Komen's decision to defund Planned Parenthood -- to effectively prevent their low-income patients from getting lifesaving breast cancer services -- struck a nerve with women on all ends of the political spectrum because of its secretive and calculated political nature.

The timing of events, from the hiring of an executive-level employee with a conservative political background, to Komen's decision to end $12 million in embryonic stem cell research grants, to the defunding of Planned Parenthood, indicate an ideological agenda not previously apparent at Komen.

The breast just may have been the straw that broke the woman's back -- the last inviolable body part that distinguishes women from men fallen victim to abortion politics. At its core, this is an issue of trust -- trust that women had placed in Komen to put the mission of preventing and curing cancer above all else.

It should surprise no one that women mobilized against Komen, an organization that empowered women to fight for their health.
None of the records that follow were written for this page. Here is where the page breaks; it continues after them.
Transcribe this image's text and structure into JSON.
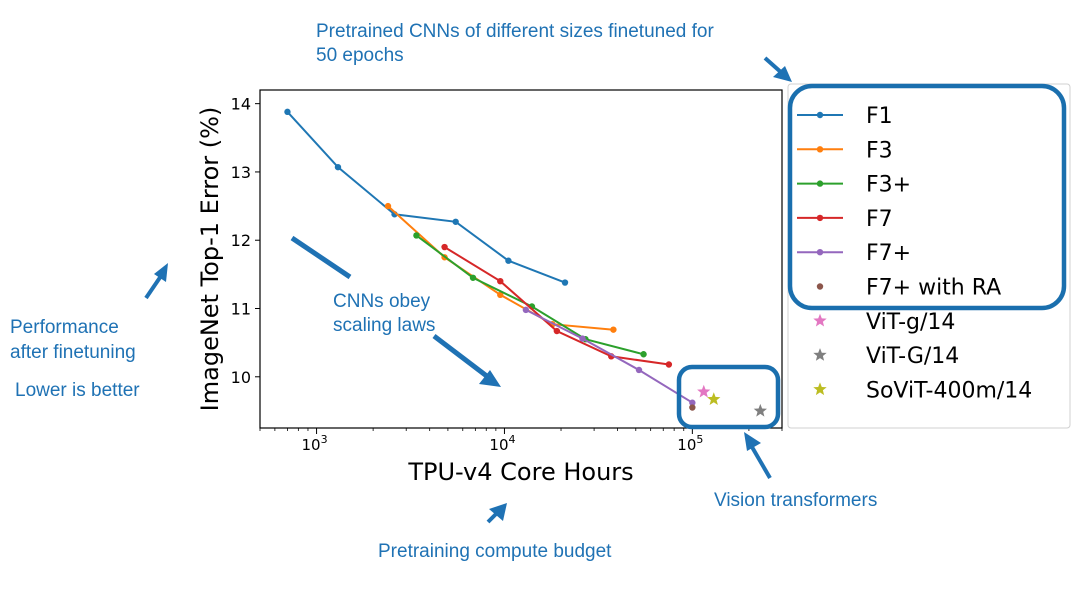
{
  "chart_data": {
    "type": "line",
    "xlabel": "TPU-v4 Core Hours",
    "ylabel": "ImageNet Top-1 Error (%)",
    "xscale": "log",
    "xlim": [
      500,
      300000
    ],
    "ylim": [
      9.25,
      14.2
    ],
    "xticks": [
      {
        "value": 1000,
        "base": "10",
        "exp": "3"
      },
      {
        "value": 10000,
        "base": "10",
        "exp": "4"
      },
      {
        "value": 100000,
        "base": "10",
        "exp": "5"
      }
    ],
    "yticks": [
      {
        "value": 10,
        "label": "10"
      },
      {
        "value": 11,
        "label": "11"
      },
      {
        "value": 12,
        "label": "12"
      },
      {
        "value": 13,
        "label": "13"
      },
      {
        "value": 14,
        "label": "14"
      }
    ],
    "legend_position": "right",
    "series": [
      {
        "name": "F1",
        "kind": "line",
        "color": "#1f77b4",
        "x": [
          700,
          1300,
          2600,
          5500,
          10500,
          21000
        ],
        "y": [
          13.88,
          13.07,
          12.38,
          12.27,
          11.7,
          11.38
        ]
      },
      {
        "name": "F3",
        "kind": "line",
        "color": "#ff7f0e",
        "x": [
          2400,
          4800,
          9500,
          18000,
          38000
        ],
        "y": [
          12.5,
          11.75,
          11.2,
          10.77,
          10.69
        ]
      },
      {
        "name": "F3+",
        "kind": "line",
        "color": "#2ca02c",
        "x": [
          3400,
          6800,
          14000,
          27000,
          55000
        ],
        "y": [
          12.07,
          11.45,
          11.03,
          10.55,
          10.33
        ]
      },
      {
        "name": "F7",
        "kind": "line",
        "color": "#d62728",
        "x": [
          4800,
          9500,
          19000,
          37000,
          75000
        ],
        "y": [
          11.9,
          11.4,
          10.67,
          10.3,
          10.18
        ]
      },
      {
        "name": "F7+",
        "kind": "line",
        "color": "#9467bd",
        "x": [
          13000,
          26000,
          52000,
          100000
        ],
        "y": [
          10.98,
          10.56,
          10.1,
          9.62
        ]
      },
      {
        "name": "F7+ with RA",
        "kind": "point",
        "color": "#8c564b",
        "x": [
          100000
        ],
        "y": [
          9.55
        ]
      },
      {
        "name": "ViT-g/14",
        "kind": "star",
        "color": "#e377c2",
        "x": [
          115000
        ],
        "y": [
          9.78
        ]
      },
      {
        "name": "ViT-G/14",
        "kind": "star",
        "color": "#7f7f7f",
        "x": [
          230000
        ],
        "y": [
          9.5
        ]
      },
      {
        "name": "SoViT-400m/14",
        "kind": "star",
        "color": "#bcbd22",
        "x": [
          130000
        ],
        "y": [
          9.67
        ]
      }
    ]
  },
  "annotations": {
    "cnn_title_line1": "Pretrained CNNs of different sizes finetuned for",
    "cnn_title_line2": "50 epochs",
    "perf_line1": "Performance",
    "perf_line2": "after finetuning",
    "lower_better": "Lower is better",
    "scaling_line1": "CNNs obey",
    "scaling_line2": "scaling laws",
    "vision_transformers": "Vision transformers",
    "compute_budget": "Pretraining compute budget"
  },
  "colors": {
    "annotation_blue": "#1f72b4",
    "highlight_box": "#1a6fae"
  }
}
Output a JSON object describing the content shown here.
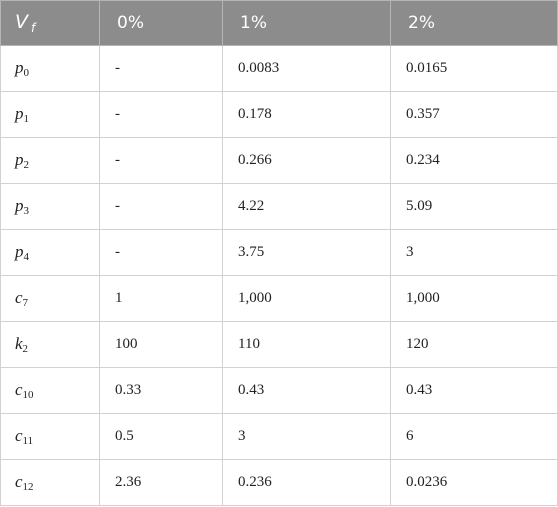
{
  "header": {
    "var_base": "V",
    "var_sub": "f",
    "col1": "0%",
    "col2": "1%",
    "col3": "2%"
  },
  "rows": [
    {
      "base": "p",
      "sub": "0",
      "v0": "-",
      "v1": "0.0083",
      "v2": "0.0165"
    },
    {
      "base": "p",
      "sub": "1",
      "v0": "-",
      "v1": "0.178",
      "v2": "0.357"
    },
    {
      "base": "p",
      "sub": "2",
      "v0": "-",
      "v1": "0.266",
      "v2": "0.234"
    },
    {
      "base": "p",
      "sub": "3",
      "v0": "-",
      "v1": "4.22",
      "v2": "5.09"
    },
    {
      "base": "p",
      "sub": "4",
      "v0": "-",
      "v1": "3.75",
      "v2": "3"
    },
    {
      "base": "c",
      "sub": "7",
      "v0": "1",
      "v1": "1,000",
      "v2": "1,000"
    },
    {
      "base": "k",
      "sub": "2",
      "v0": "100",
      "v1": "110",
      "v2": "120"
    },
    {
      "base": "c",
      "sub": "10",
      "v0": "0.33",
      "v1": "0.43",
      "v2": "0.43"
    },
    {
      "base": "c",
      "sub": "11",
      "v0": "0.5",
      "v1": "3",
      "v2": "6"
    },
    {
      "base": "c",
      "sub": "12",
      "v0": "2.36",
      "v1": "0.236",
      "v2": "0.0236"
    }
  ]
}
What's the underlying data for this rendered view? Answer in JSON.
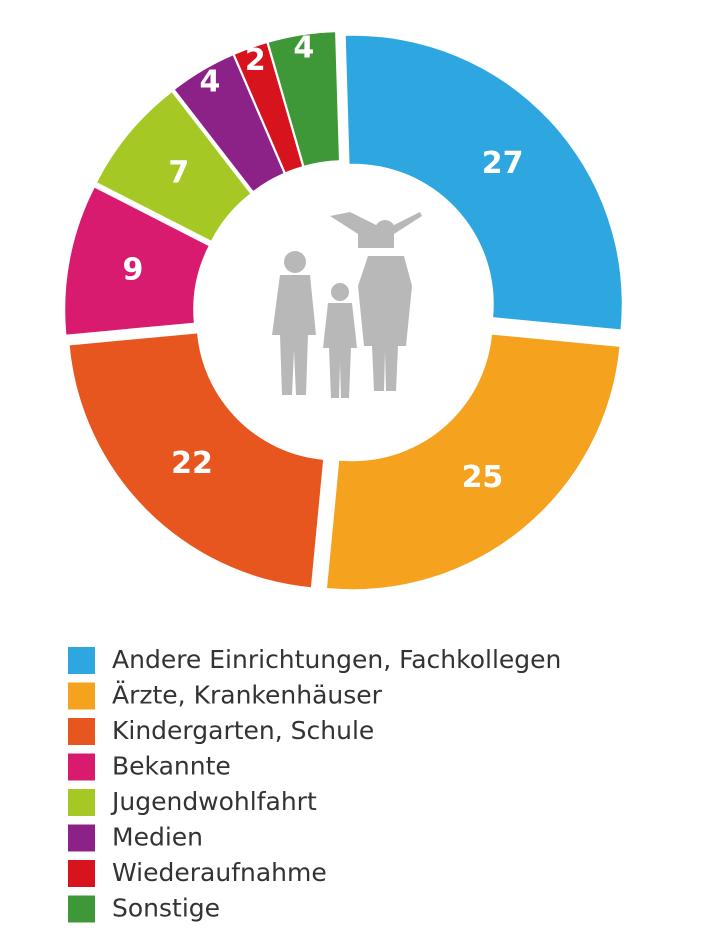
{
  "chart_data": {
    "type": "pie",
    "categories": [
      "Andere Einrichtungen, Fachkollegen",
      "Ärzte, Krankenhäuser",
      "Kindergarten, Schule",
      "Bekannte",
      "Jugendwohlfahrt",
      "Medien",
      "Wiederaufnahme",
      "Sonstige"
    ],
    "values": [
      27,
      25,
      22,
      9,
      7,
      4,
      2,
      4
    ],
    "colors": [
      "#2ea7e0",
      "#f5a21f",
      "#e8561f",
      "#d81b6e",
      "#a6c824",
      "#8c2287",
      "#d7141d",
      "#3f9838"
    ],
    "donut": true
  }
}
BBC News Magazine reporter Kate Dailey captured it best: "... Komen built their reputation by refusing to kow-tow to authority if care was at stake, and by showing the world that when individual women work together, they have the power to fight for change."

The damage to Komen's reputation is undeniable. And it should serve as a cautionary tale to anti-choice extremists this election year. Women will no longer allow their health to be put at risk over partisan ideology. The swift response of millions of women -- and those who trust women to make decisions about their bodies and their boobies - demonstrated an unprecedented commitment to keeping health care and politics separate.

Komen's misstep may, in fact, have been the impetus for change that reproductive justice advocates have been waiting for all along.